Additionally, she said, “Our clients notice that we’re adding more technology, adding costs, and not reducing headcount.”
Onsite staff are kind of nervous about the whole process and computers replacing person’s jobs, panelists said.
Pavesi said, “We’re foolish to think that there won’t be reduced staffing. But the crème rises to the top, and there’s the chance to make more money and work from home.”
Klug said it’s not about replacing people, “It’s about getting more out of your people.”
Kosmider cautioned supplier partners from presenting their products by saying, “‘Hey, use our technology and you can fire three of your people.’ Let’s remember, you cannot automate everything.”

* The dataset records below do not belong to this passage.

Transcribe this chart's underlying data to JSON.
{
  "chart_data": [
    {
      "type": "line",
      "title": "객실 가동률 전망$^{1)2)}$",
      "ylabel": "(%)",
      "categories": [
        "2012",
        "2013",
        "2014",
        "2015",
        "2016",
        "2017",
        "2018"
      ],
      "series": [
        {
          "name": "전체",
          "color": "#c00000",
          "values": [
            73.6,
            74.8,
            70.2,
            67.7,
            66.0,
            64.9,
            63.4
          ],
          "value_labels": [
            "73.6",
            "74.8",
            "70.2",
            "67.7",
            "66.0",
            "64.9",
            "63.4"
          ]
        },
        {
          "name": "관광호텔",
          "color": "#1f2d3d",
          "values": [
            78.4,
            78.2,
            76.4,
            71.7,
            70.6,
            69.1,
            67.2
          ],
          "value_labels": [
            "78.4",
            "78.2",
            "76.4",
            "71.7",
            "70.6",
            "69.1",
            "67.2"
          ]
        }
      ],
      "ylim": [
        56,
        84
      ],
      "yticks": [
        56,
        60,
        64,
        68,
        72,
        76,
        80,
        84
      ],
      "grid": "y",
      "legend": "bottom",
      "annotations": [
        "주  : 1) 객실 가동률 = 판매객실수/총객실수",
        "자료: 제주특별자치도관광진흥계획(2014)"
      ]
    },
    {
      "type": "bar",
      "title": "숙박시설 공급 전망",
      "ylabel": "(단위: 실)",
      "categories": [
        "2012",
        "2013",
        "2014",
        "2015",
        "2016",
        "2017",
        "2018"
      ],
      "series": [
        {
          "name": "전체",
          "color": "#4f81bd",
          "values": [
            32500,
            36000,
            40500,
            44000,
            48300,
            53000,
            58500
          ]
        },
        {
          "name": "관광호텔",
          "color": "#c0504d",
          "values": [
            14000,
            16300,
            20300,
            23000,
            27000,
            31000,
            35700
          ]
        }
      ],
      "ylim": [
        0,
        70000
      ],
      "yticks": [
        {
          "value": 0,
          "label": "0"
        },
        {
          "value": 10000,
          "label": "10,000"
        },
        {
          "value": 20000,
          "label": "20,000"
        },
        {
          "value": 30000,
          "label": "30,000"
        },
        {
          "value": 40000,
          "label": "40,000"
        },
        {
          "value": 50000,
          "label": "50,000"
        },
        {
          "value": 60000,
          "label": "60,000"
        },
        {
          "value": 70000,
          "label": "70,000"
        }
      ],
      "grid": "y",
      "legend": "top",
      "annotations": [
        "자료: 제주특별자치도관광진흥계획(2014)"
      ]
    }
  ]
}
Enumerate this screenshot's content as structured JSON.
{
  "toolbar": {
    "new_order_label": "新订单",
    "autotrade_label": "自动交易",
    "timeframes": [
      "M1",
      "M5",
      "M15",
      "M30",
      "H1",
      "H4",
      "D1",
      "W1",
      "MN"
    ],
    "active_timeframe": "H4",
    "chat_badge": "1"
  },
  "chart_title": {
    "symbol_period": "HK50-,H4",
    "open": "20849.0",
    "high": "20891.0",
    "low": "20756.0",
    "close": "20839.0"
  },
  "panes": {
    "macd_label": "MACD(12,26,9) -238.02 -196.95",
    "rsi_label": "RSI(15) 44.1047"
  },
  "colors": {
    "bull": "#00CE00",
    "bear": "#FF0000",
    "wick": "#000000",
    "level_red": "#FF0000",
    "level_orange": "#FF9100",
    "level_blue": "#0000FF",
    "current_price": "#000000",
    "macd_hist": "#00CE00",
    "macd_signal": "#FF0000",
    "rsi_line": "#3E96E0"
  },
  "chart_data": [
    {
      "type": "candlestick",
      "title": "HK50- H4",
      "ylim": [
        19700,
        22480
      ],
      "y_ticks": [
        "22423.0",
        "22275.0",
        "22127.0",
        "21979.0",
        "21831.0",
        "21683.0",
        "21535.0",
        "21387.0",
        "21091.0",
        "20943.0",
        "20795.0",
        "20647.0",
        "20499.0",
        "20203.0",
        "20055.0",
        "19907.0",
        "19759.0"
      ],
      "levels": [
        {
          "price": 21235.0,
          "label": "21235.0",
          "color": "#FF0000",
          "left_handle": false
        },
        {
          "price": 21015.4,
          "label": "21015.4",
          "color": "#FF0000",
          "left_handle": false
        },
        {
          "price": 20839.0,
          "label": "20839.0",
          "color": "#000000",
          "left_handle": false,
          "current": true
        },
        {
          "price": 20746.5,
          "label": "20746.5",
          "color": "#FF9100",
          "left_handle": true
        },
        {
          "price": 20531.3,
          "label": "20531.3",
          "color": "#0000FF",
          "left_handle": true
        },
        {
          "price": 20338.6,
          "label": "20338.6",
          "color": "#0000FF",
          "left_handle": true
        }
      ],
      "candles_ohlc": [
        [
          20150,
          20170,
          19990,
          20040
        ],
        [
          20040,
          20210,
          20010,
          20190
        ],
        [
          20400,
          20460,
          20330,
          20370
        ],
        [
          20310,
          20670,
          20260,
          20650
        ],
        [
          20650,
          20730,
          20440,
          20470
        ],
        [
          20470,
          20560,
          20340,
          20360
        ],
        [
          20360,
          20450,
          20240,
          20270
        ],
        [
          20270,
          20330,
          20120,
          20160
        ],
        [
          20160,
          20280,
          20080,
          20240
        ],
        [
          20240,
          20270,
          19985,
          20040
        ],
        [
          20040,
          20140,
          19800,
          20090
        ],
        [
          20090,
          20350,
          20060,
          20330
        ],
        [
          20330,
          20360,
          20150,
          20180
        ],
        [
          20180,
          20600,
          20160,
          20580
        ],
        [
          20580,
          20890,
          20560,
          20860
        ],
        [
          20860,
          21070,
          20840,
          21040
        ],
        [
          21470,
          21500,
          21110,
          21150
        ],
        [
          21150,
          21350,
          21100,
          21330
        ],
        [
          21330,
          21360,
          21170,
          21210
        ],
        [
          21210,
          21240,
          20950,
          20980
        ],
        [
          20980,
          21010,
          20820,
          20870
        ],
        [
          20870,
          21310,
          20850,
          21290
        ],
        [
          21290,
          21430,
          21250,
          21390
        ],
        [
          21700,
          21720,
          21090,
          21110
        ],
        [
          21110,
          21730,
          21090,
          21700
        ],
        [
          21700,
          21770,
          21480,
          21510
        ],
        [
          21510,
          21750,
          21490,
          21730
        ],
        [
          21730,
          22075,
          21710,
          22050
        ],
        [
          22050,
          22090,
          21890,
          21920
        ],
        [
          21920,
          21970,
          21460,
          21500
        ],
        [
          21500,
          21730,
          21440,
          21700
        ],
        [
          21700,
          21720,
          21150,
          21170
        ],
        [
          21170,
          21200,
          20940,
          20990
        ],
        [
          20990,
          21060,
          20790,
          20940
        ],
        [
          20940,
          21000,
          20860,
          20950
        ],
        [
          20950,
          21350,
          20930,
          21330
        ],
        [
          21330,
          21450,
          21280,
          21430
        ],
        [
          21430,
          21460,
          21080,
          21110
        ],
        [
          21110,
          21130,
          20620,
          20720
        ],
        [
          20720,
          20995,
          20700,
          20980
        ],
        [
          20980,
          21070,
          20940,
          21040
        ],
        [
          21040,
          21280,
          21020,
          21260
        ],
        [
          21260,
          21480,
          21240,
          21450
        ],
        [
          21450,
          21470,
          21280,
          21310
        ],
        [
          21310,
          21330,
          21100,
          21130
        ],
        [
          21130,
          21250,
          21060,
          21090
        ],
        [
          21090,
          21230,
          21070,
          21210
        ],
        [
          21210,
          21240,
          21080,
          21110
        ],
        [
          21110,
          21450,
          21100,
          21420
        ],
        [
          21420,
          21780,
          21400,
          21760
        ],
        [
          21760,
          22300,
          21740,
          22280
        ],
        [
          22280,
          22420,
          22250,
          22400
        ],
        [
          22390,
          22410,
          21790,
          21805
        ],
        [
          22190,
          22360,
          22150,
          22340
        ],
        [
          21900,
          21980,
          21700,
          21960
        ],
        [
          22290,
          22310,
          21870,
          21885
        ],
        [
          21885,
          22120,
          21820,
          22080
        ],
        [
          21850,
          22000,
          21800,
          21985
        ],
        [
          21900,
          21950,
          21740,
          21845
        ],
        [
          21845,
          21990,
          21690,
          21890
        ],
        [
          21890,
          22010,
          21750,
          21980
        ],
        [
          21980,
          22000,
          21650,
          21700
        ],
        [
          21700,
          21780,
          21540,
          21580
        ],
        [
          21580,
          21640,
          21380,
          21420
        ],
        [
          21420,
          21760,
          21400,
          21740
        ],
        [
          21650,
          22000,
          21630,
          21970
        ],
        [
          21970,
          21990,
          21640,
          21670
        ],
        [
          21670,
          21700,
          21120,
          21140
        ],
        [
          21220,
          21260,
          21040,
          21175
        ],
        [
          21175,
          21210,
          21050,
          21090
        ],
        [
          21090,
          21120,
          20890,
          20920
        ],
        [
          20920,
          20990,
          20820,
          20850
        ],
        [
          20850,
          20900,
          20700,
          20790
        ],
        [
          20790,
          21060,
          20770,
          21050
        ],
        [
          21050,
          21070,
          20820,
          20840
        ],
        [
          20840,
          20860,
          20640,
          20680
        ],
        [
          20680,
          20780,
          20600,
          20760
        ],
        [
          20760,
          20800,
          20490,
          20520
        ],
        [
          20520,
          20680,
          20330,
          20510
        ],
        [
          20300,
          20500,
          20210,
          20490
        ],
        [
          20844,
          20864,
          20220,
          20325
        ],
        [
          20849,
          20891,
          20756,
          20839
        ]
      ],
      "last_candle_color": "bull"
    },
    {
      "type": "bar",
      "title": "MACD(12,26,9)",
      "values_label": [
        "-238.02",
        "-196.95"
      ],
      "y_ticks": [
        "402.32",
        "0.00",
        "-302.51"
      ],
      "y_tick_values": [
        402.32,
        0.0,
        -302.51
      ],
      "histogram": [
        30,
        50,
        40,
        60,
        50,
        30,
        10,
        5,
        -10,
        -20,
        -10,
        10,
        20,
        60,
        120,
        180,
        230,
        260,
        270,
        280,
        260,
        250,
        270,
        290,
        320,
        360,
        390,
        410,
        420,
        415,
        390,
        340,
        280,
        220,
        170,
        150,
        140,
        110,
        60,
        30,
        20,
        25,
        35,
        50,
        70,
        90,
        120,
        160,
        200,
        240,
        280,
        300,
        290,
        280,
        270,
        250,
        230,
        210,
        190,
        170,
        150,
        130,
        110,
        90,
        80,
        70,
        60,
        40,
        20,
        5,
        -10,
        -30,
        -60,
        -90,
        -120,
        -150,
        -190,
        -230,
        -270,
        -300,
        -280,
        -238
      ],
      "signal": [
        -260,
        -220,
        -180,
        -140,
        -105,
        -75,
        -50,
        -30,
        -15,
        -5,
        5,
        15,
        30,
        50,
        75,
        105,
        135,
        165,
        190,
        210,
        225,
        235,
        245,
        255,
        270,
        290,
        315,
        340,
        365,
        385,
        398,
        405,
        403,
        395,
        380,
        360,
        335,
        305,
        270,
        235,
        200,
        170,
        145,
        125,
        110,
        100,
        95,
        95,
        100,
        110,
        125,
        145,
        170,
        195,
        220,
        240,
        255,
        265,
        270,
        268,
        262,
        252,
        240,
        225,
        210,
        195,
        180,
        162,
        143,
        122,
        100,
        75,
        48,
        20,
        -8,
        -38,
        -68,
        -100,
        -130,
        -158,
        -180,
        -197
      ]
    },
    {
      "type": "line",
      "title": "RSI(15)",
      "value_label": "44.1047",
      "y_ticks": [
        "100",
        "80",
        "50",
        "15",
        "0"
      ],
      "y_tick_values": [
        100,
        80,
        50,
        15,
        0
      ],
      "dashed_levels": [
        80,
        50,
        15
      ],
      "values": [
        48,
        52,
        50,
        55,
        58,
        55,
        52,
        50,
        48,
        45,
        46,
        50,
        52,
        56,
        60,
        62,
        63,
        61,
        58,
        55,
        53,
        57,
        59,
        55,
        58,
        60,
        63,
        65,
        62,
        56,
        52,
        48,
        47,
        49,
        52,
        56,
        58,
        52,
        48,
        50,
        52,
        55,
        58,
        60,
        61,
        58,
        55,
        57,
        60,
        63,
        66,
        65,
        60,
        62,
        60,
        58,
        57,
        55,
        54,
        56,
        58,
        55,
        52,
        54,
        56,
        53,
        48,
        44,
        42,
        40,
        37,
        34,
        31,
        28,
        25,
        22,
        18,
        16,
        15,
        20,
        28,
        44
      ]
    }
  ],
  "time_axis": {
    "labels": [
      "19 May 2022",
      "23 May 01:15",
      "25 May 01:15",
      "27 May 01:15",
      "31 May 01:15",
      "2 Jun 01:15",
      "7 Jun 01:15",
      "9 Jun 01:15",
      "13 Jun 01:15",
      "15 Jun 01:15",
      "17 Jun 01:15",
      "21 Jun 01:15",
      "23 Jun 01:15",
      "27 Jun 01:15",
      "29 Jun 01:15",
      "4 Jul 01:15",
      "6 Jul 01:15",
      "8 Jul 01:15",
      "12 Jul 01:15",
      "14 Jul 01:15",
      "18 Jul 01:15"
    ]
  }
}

More Interesting Comments:
- Pavesi said there are ways to make the case to clients about centralization’s value, such as it leads to more tours being scheduled and that it enables them to retire our shops program because her virtual leasing assistant was getting 100 scores when they were shopped.
- Kosmider insists that his company regularly checks its automated systems. “Are they all working?” he said rhetorically. “As operators, we tend to move on to the next thing. You need to monitor and continue to optimize your process.”
- Progress over Perfection is Kosmider’s mantra. “Having a goal of perfection can put undue pressure on your team and your supplier partners,” he said. “Instead, try to reach scores in the high 80s, however, you choose to set up your KPIs and then keep working to tweak and improve them. It’s okay to fail.”
- Greystar’s Lynn Klug Greystar launched its Ltd brand, meant to minimize expenses to ensure competitive rents by giving renters the technology they prefer, all automated. “It’s self-service to the max,” she said. “Research, develop, test, adjust.”
Here is the marketing language Greystar tested:
Rent increases suck. So, we capped them.
Tired of crazy rents? Same.
Renting sucks. It doesn’t have to.
No Salesperson. No Hassle. No. Seriously.
People frustrating you? We get it. Try tech-driving renting.
Renting that is quicker than takeout.